Real-time super-resolution three-dimensional sound source localization for robots

This paper investigates Sound Source Localization (SSL) for a robot in a real world. Previously, we focused on one-dimensional SSL for azimuth and assumed that target sources are distributed close to a horizontal plane. Without this assumption, the SSL performance is drastically degraded. Thus, three-dimensional SSL is essential to improve the localization for sound sources distributed in a three-dimensional space. Compared to one-dimensional SSL, three-dimensional SSL mainly has the following problems: 1) a massive number of Transfer Function (TF) measurements for microphone array calibration are required for three dimensions to maintain the spatial resolution of SSL sufficiently-high, 2) the computational cost for searching for sound sources drastically increases in high-dimensional spaces. For the first issue, we extend the previously-proposed one-dimensional TF interpolation method, integrating time-domain-based and frequency-domain-based interpolation, to three dimensions.
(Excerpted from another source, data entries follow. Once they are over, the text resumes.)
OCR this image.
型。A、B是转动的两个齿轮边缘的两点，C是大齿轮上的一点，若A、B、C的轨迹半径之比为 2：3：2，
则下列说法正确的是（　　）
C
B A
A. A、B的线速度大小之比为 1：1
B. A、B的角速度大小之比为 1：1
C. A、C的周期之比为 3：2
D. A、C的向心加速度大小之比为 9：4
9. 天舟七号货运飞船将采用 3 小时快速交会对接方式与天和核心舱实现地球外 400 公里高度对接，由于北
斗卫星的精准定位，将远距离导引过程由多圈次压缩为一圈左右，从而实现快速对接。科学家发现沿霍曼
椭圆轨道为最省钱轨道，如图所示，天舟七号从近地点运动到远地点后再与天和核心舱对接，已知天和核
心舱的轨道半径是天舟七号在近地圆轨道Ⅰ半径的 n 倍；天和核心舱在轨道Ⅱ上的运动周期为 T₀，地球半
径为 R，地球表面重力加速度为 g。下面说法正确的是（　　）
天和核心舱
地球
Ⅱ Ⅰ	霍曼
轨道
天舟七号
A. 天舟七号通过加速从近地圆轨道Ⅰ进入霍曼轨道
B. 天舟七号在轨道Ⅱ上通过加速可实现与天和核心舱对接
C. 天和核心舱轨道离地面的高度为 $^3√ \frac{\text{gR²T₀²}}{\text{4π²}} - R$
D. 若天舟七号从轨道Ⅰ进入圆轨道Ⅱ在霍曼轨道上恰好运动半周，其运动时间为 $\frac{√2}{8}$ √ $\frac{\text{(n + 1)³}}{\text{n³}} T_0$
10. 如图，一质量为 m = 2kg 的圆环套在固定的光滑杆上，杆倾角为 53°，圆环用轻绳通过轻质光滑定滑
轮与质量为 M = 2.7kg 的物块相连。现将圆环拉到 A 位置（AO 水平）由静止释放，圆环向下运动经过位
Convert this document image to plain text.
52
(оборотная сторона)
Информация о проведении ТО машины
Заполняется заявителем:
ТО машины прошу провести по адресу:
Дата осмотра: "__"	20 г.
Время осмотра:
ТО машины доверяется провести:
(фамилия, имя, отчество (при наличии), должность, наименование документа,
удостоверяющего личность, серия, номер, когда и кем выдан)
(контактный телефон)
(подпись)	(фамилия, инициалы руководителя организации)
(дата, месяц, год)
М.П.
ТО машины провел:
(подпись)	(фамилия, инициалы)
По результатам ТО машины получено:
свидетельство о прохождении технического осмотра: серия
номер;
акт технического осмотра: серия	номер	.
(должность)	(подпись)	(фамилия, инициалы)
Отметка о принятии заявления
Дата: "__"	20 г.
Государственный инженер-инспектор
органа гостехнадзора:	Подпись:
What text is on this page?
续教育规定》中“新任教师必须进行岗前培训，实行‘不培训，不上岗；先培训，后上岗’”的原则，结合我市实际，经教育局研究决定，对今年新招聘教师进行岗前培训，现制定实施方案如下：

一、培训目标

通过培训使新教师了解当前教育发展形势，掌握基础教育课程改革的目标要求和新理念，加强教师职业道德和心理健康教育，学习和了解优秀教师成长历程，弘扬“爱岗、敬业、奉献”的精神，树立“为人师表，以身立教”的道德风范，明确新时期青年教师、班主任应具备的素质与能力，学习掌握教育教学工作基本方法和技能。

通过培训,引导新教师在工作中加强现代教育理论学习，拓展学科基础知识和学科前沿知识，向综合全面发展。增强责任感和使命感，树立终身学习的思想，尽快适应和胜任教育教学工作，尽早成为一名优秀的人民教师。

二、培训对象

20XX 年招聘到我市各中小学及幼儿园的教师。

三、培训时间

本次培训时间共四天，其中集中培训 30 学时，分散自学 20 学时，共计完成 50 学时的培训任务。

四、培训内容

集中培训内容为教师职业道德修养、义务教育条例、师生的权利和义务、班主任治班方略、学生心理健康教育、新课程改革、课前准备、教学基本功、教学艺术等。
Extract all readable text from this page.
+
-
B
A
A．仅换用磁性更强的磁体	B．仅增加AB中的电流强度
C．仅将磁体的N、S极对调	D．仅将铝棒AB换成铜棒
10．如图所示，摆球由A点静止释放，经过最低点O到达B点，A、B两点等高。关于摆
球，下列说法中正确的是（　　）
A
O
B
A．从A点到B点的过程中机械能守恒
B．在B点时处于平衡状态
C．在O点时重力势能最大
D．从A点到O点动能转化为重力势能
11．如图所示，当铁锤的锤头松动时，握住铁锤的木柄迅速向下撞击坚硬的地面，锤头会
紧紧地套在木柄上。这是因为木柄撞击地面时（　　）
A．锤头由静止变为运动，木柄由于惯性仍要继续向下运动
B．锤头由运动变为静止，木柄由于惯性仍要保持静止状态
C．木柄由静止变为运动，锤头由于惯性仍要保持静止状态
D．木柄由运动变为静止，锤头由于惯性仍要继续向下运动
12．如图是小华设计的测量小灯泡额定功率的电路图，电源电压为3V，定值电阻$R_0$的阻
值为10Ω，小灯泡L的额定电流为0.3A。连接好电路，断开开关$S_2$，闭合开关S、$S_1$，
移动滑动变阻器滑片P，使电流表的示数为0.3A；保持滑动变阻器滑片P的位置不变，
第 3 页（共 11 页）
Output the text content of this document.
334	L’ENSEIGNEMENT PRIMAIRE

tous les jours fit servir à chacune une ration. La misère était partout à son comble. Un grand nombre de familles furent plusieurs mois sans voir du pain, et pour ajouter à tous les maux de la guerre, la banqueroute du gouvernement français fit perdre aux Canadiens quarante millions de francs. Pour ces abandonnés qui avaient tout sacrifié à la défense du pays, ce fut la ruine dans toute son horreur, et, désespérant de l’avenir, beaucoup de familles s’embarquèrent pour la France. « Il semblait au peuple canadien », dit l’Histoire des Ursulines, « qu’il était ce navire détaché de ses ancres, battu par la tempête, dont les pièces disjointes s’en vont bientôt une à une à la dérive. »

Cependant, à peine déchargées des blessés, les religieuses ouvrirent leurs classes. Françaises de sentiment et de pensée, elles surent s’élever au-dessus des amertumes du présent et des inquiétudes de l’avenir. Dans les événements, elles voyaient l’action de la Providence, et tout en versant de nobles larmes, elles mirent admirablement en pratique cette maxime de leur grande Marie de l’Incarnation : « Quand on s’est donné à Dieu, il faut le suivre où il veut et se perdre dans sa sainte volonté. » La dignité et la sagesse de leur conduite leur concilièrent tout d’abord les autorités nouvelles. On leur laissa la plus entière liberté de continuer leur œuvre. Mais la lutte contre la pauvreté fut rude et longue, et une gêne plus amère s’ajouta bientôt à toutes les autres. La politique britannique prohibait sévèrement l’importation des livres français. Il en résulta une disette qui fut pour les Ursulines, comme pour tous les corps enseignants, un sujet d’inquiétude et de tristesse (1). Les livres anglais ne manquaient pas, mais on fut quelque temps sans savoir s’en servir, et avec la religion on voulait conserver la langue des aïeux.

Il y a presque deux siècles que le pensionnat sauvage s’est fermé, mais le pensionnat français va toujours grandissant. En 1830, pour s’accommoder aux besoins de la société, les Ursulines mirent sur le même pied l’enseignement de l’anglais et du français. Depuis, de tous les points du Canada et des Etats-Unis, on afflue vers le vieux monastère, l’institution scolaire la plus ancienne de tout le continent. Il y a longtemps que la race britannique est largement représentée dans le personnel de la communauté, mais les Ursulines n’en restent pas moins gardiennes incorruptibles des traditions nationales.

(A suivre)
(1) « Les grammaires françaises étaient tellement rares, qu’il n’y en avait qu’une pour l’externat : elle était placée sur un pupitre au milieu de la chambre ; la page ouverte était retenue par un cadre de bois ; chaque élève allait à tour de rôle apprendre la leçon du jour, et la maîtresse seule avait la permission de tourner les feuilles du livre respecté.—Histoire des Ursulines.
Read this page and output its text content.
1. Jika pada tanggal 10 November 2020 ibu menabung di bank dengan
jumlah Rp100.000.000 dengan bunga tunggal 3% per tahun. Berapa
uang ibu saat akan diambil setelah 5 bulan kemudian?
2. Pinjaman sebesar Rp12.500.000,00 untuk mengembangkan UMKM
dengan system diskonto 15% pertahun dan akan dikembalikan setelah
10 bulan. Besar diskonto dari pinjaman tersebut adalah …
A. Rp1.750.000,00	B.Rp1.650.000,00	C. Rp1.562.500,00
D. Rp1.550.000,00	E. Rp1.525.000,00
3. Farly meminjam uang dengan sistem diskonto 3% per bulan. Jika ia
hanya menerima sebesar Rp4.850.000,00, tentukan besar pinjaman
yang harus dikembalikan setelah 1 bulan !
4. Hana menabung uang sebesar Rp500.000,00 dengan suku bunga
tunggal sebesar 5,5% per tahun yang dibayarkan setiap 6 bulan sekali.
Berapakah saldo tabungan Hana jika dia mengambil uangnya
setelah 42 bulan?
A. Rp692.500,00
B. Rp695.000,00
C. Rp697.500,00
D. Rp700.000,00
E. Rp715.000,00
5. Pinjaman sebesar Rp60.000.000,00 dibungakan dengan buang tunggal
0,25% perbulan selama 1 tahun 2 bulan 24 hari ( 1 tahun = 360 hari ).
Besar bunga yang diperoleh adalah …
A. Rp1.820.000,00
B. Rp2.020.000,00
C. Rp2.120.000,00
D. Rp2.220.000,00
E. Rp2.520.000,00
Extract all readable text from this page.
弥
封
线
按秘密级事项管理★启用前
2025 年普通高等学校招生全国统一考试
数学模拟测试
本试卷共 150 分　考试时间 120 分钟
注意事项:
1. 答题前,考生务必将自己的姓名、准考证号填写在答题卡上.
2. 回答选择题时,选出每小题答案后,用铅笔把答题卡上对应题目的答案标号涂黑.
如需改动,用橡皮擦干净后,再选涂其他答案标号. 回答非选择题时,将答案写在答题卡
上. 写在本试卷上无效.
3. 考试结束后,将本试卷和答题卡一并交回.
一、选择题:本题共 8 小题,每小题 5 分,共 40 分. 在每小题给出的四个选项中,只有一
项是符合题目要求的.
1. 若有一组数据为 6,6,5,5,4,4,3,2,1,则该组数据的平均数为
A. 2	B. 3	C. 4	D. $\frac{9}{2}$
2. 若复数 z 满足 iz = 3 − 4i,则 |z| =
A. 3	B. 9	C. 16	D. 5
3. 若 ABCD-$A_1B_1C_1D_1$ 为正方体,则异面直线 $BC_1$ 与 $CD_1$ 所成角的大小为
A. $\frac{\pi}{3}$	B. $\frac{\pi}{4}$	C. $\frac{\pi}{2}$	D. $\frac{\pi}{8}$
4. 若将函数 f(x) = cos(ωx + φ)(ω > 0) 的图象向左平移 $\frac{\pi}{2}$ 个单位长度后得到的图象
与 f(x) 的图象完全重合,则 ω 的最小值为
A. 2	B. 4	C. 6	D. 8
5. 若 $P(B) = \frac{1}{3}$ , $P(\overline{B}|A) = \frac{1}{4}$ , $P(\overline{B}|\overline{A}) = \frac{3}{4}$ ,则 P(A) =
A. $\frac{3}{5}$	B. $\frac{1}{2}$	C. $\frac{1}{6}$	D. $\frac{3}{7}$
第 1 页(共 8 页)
The interpolation achieves three-dimensional super-resolution SSL and reduction of the number of TF measurements while maintaining the spatial resolution of SSL. For the second issue, we propose optimal hierarchical SSL, which reduces computational cost for searching for sound sources by introducing a hierarchical search algorithm instead of using greedy search in localization. We previously proposed the concept of the algorithm. This paper additionally discusses theoretical optimality in hierarchization to minimize the total computational cost of SSL. The method determines the number of hierarchies and the resolution of each hierarchy depending on desired spatial resolution. These techniques are integrated into an SSL system using a robot. The experimental result showed: 1) the proposed interpolation method achieved super-resolution SSL working better than that with pre-measured TFs, 2) the optimal hierarchical SSL drastically reduced computational cost by approximately 97%.